What is the consolidation loan ? Does such a solution pay off to everyone? Let’s look carefully at this proposal. Whether this solution will be beneficial for us depends on many nuances, primarily on the current financial situation, whether we have possibly real estate that we will be willing to pledge as collateral for this loan. Although bank advertisements convince us to the benefits that result from the combination of all liabilities, to lower monthly installments, contrary to appearances, this decision will not always be beneficial for us.
Before you make a decision, it’s worth knowing that …
As it usually happens in advertising, everything looks beautiful: “lower interest rate on commitments accumulated in one installment”, “you will get back on your feet”, “you will go straight”, however, please note that you will pay a commission for granting such a welcome loan, the next commission you can become encumbered for the bank paying its consolidated liabilities for you.
Indeed – currently repaid installments will be combined into one, lower, but the repayment period will be extended, and what is connected with it? There are additional costs.
Another aspect worthy of our attention is that this type of credit should be sought when we are still dealing with repayments of payday loans, credit cards or credit cards, we do it regularly and we have no arrears, but we already anticipate that problems may appear.
If we want to use this solution when we have arrears, then we lose credibility in the eyes of the bank, and thus our chances of getting a consolidation loan decrease significantly. Therefore, the decision to use this solution should be made as soon as possible.
Even if we get a little bit stuck, this is not a hopeless situation, because banks nevertheless approach the granting of consolidation loans quite liberally and it is always worth a try.

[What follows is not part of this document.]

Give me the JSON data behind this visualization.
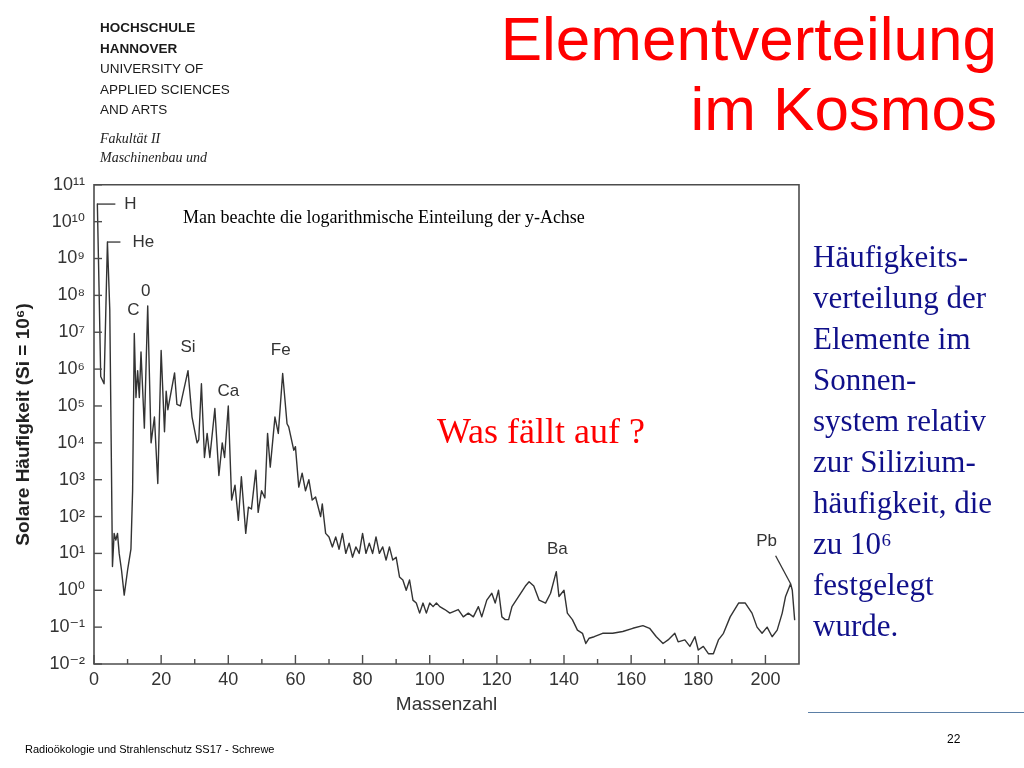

Can we combine all the commitments?
There are no major restrictions in this matter. Consolidation loan can cover almost all the commitments which we have accumulated so far, any loans, quick loans, credit cards or chwilówki. The only condition we must meet is that we have adequate creditworthiness, or real estate, which we can pledge.
If we do not have real estate, banks usually offer between 50,000 and 100,000 USD, while when it comes to real estate, we can get a loan of 70% of its value. However, if it turns out that our liabilities exceed this value, unfortunately, but we will not be able to cover all our obligations with this loan.
Is the bank the only solution?
This is not the only solution. When we meet with a refusal to grant a loan, we can still take advantage of the offers of non-bank companies, which are still expanding their offer, meeting the expectations of customers. It turns out that they also offer consolidation loans.
Certainly, the conditions on which the loan is granted are slightly different from those proposed in banks, but non-bank companies are characterized by greater flexibility as to the requirements for borrowers.
What types of consolidation loans do banks offer?
The most popular and also the most advantageous for the borrower is a consolidation loan secured by collateral. However, it is intended only for property owners. They have a much lower interest rate than other proposed banking products, i.e. loans, cash loans, etc.
We can pledge any real estate, even the one already covered by the mortgage or purchased on credit. Then the bank to which we apply for a consolidation loan repays the previous liability in the previous bank and establishes a new mortgage.
Another, proposed solution is a consolidation loan , cash. This is a much less favorable decision. In this case, banks offer a higher interest rate, the amount we can get is much lower and the repayment period is shorter. The cash loan may be secured by a promissory note.
If you care about time, be well prepared before you go to the bank. For a financial advisor to correctly determine your ability to receive a consolidation loan , he or she must obtain comprehensive information about your finances from you.
Collect all documents regarding household maintenance, documents confirming the monthly financial burden and certificates confirming the amount of all your income. Complete the loan agreements and repayment schedule that you want to combine.
This way you will definitely save some time and the adviser will assess your credit standing faster. Make sure, however, whether this solution will pay off for you.